Of course, it was a herd of renegade goats that the Cape was famous for, with visitors staggered at their ability to climb and survive off the cliffs. They were removed in 2006, a hundred years after the original two were bought here by a lighthouse keeper. A herd of more than 40 goats had become a nuisance and cleaning up after them around the lighthouse and their pilfering of clothing from the clotheslines finally became too much. One last rebel, Wategoat, left the Cape in a spectacular if somewhat tragic act of rebellion in 2013. Sick and ailing, he had perched on a narrow ledge, bleating his discomfort and misfortune. A rescue mission was mounted and an abseiling rescue team carefully made their way to his ledge in order to save his goatish soul. Just as they were within reach, he issued a series of expressive, mournful bleats and jumped to his demise onto the sea-battered rocks below.

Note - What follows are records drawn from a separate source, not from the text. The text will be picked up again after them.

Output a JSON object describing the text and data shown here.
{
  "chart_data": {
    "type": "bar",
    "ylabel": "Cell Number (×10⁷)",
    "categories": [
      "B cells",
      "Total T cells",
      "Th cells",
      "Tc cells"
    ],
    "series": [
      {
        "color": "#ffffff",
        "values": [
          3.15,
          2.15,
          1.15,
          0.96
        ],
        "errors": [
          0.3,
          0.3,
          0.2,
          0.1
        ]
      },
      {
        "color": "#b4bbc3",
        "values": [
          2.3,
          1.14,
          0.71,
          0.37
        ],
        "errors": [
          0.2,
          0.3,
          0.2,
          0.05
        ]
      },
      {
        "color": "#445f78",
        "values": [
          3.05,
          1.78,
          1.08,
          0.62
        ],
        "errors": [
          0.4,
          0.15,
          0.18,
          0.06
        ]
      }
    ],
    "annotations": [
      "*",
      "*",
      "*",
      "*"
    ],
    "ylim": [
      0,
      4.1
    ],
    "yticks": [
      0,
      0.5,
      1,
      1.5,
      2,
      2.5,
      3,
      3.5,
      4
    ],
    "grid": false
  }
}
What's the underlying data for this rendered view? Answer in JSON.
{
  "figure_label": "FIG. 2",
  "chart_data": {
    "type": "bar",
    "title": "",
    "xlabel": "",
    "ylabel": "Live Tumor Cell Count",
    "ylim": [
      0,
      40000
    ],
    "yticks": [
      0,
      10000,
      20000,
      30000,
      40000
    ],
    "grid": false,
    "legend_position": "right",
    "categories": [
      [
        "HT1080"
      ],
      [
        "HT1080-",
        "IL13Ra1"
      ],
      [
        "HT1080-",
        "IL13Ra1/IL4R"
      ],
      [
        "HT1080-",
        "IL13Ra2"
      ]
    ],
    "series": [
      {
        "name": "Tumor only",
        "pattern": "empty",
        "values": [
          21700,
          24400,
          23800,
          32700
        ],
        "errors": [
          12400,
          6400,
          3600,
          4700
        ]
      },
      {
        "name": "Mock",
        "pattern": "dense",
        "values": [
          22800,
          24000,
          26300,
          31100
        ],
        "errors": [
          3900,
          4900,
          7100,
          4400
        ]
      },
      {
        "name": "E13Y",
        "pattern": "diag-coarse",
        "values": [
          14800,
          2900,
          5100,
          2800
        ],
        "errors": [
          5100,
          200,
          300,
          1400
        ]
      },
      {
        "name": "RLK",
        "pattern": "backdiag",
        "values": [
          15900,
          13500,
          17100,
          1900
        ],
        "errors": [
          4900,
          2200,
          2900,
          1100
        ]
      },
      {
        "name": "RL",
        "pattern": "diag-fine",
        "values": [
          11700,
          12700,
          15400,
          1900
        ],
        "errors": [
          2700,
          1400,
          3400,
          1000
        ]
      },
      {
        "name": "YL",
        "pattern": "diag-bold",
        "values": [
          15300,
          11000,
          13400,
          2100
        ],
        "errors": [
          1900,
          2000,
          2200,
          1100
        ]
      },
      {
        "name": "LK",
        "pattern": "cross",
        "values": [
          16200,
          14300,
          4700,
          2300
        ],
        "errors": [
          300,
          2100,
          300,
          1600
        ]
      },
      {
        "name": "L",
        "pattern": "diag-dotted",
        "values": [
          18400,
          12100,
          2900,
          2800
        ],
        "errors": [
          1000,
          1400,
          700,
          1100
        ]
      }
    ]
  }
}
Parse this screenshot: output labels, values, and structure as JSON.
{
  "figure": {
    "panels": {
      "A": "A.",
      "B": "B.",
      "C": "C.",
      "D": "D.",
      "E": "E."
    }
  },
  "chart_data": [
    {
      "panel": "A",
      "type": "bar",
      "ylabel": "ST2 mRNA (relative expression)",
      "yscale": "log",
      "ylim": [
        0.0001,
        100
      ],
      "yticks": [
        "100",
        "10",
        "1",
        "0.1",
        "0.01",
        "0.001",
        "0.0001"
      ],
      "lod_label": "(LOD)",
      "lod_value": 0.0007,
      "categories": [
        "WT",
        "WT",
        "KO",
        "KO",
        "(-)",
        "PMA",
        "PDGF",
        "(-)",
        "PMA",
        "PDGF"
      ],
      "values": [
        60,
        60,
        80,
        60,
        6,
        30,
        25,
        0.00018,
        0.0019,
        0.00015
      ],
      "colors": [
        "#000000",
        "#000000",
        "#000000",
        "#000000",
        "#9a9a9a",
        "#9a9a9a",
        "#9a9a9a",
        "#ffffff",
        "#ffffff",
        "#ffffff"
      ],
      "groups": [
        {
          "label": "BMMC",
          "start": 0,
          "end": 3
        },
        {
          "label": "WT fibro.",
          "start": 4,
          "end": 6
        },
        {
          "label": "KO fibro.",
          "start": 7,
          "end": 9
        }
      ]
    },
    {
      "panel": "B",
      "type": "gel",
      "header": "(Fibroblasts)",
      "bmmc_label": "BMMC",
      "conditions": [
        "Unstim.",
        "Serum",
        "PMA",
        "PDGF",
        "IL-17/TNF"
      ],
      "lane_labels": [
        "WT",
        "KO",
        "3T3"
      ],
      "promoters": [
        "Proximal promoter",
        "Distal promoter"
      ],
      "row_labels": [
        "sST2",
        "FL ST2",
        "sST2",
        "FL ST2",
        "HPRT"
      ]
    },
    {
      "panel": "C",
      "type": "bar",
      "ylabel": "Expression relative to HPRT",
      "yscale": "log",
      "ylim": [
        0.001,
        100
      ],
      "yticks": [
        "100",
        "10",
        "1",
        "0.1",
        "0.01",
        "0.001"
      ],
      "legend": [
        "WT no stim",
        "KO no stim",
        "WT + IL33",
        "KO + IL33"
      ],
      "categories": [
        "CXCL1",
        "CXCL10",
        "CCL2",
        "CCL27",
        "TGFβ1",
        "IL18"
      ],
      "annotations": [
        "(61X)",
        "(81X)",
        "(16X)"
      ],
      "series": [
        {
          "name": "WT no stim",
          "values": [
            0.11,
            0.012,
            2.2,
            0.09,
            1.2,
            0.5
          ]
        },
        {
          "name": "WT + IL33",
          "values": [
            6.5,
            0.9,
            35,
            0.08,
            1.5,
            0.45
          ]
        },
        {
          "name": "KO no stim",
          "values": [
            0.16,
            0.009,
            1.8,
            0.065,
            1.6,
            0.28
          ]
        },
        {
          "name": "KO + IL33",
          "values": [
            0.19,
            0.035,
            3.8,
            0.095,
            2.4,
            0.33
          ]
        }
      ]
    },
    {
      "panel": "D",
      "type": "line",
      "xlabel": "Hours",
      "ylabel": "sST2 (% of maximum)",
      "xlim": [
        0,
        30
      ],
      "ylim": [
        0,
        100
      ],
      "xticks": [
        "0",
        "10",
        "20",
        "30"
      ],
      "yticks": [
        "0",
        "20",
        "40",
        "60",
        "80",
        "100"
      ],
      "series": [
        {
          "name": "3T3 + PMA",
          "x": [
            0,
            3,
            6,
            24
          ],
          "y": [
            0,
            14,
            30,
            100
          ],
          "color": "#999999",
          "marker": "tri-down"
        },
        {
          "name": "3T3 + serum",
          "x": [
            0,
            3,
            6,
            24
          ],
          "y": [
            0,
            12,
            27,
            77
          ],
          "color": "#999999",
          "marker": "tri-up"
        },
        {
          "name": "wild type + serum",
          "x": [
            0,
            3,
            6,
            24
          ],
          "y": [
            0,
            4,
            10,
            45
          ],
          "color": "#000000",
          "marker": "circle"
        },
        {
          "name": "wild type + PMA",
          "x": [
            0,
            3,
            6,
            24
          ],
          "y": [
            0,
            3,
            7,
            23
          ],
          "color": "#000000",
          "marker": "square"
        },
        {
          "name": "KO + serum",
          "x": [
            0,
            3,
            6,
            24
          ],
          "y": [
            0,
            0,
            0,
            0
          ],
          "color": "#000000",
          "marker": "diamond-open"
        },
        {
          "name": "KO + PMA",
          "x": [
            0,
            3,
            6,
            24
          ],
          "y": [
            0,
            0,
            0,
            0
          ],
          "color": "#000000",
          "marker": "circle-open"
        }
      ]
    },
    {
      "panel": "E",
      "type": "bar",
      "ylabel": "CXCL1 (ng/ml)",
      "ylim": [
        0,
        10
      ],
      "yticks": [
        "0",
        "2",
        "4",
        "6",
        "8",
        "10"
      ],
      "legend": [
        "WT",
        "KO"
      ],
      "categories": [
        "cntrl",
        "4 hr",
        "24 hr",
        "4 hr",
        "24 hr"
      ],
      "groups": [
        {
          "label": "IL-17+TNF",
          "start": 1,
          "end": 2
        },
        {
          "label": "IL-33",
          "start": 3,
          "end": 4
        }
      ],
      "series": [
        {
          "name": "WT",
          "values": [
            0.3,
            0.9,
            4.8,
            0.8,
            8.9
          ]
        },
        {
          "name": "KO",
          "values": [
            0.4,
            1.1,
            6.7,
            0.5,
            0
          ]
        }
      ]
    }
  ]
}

We contemplated his fate from behind the safety rails and made our way to the cafe.

Solar train
Back in town, we took a ride on the Solar Train, which traverses 3kms of the original path of the once Casino to Murwillumbah line. The rail motors were original built in Sydney in 1949 at the same Chullora yards which built Beufort aircraft bombers during WWII. The carriages have been converted to run on electric motors, powered by batteries charged from solar panels. Its only about a 25 minute return trip to North Beach, for most of its journey along Belongil Creek. Its not expensive and its unique, so worth doing. I liked that modern technology was being used to support old technology from a 4.6 billion year old power source.

Click to see today's photos
Ice creams and window shopping followed - Sue - and some people observing at a cafe - Peter. One heavily beaded, ancient surfer with string bracelets and tye-dye shirt, regaled the cafe with a loud retelling of his prostate journey. Another sun-bleached, leather-skinned even more ancient old hippie extolled her certain knowledge of a whole range of disparate conspiracy theories which were strung together on the tenuous thread of the threat of vaccinations. 

Byron pretty much delivered on expectations based on previous experience. I wouldn't live there regardless of the tax haven.